Tranquility had no idea what he meant. “Well, you helped me,” she ventured.
Roebuck sniffled and wiped his nose. “I did? I did. I did!” He crawled forward and embraced her. “I helped, I’m so glad.”
Tranquility hugged him back. “Will you come home with me?”
“Home?” Roebuck darted back and slumped at the foot of the tree. “I can’t. They’ll, they’ll, ah, I didn’t, experiments, ah…” He broke down sobbing.
Tranquility rubbed his back, like she remembered her papa doing when she was smaller. “Shh, it’s okay,” she crooned.
Eventually, Roebuck calmed. He sat up. “Your sister threw me out. She chased me, I almost fell into the ice. I don’t think they want me.”
“Cheer?” Tranquility tried to imagine her sister doing anything more menacing than a quick glare. “Why?”
“I hurt the horse.”
“You did that?” Tranquility put her hand to her mouth, the way her mother did when she discovered that a fresh pot of stew had been filled with rocks and insects. “How could you?”
“That’s what your sister said.” Roebuck broke off and shivered. “But you won’t chase me, will you?”
In the distance, someone screamed. Tranquility shouted, “Mama!”
“Wait!” Roebuck sprang up, picked her up as if she were no more than a grass doll, and hid behind a tree. “Shh, shh,” he whimpered. “She’ll come after us, think I hurt you, she’ll hurt me. Ah, that I should live to fear a human girl!”
Tranquility squirmed, her face against his chest. He smelled like the forest, only unwashed by rain or snow. “Put me down, please.”
Roebuck did so. Tranquility gasped for air, then started running back. “Mama’s hurt! I have to go.”

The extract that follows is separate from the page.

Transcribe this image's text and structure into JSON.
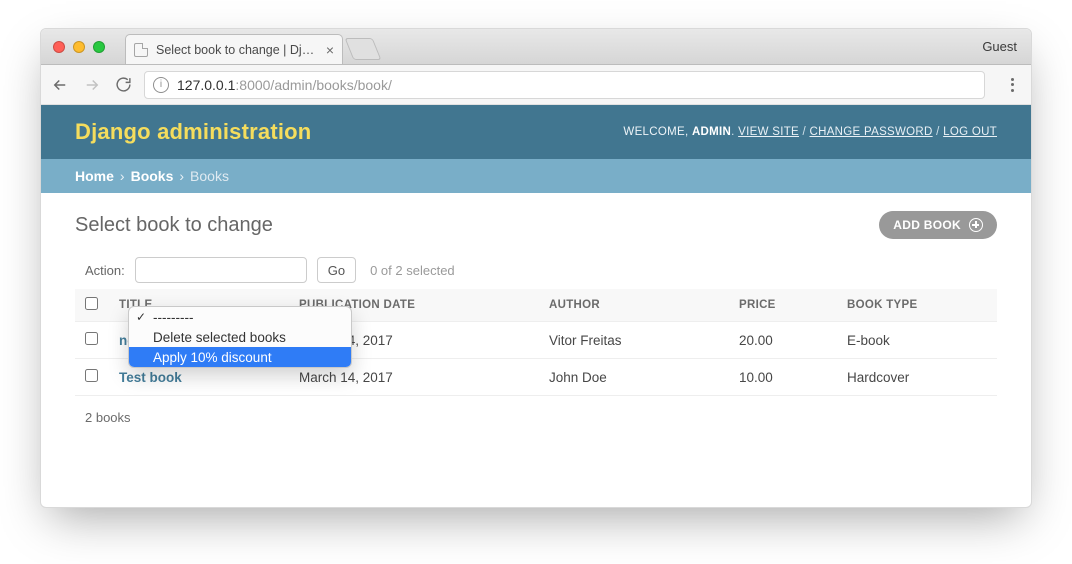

Roebuck matched her stride, loping like his namesake. “You are far from home, but you are not tired because you were looking for me. You will go faster if I am with you.”
Tranquility gave up trying to unravel the riddles of adults. She kept running. The trees went by in a blur, and she saw the pond, the house…and something small lying in the snow.
Tranquility had never seen a baby before, but she recognized it from her mother’s descriptions: small, messy, and beautifully ugly.
Tranquility glanced from the still form to the slightly bloody footprints that trailed in and out of the house. “Why isn’t he inside? Why’d they put him out here?”
From inside came screams and hurried instructions. Near the wall, Tranquility heard Cheer sob, “Don’t tell mother, he’s dead, papa.”
The deep voice of her father replied, “There’s another coming. She must know, but not now.”
Roebuck knelt. “Dead?” He brushed his fingers over the baby’s face. Roebuck chuckled. “I know dead. Dead is…” He glanced at Tranquility. “I know dead. He’s not dead. I will help.” He picked up the form and cradled it beneath his cloak. He murmured softly.
Tranquility couldn’t understand what he said. She wanted to help, so she stroked the baby’s head, cooed, “It’ll be alright,” and occasionally brought herself to kiss the sticky mess that was his face.
Roebuck patted her head. “Lean back. I need room.” He proceeded to do things to the baby’s nose, stomach, hip, and chest. A press here, a blow there, a rub. “Persistence and time. That’s all he needed.”
The baby shuddered, coughed, then sputtered.
Roebuck shoved him into Tranquility’s hands as if he were a brand. “Go inside, he needs to be warm. Don’t tell them it was me!”
With that, Roebuck dashed away on all fours. Tranquility hurried inside. As she crossed the threshold, the little thing yowled. Surprised, she almost dropped him. An answering yowl came from behind the partition.
Serene, hands and arms covered in gunk, looked out. She gasped. “Cheer, Tranquility has it. And it’s…he’s alive!”
Amidst the following noise and questions, Tranquility said nothing. She beamed when she saw her new siblings—both boys—cradled in mama’s arms. She chuckled to herself when she noticed that one had a mark that looked like an animal on his hip.
That night, after putting away the supplies the Mare brought and celebrating the births, Tranquility snuggled up between her older siblings. “Thank you,” she whispered before closing her eyes.
She could have sworn she heard an answer, though no one else seemed to notice. I helped. Ah-haha, I helped!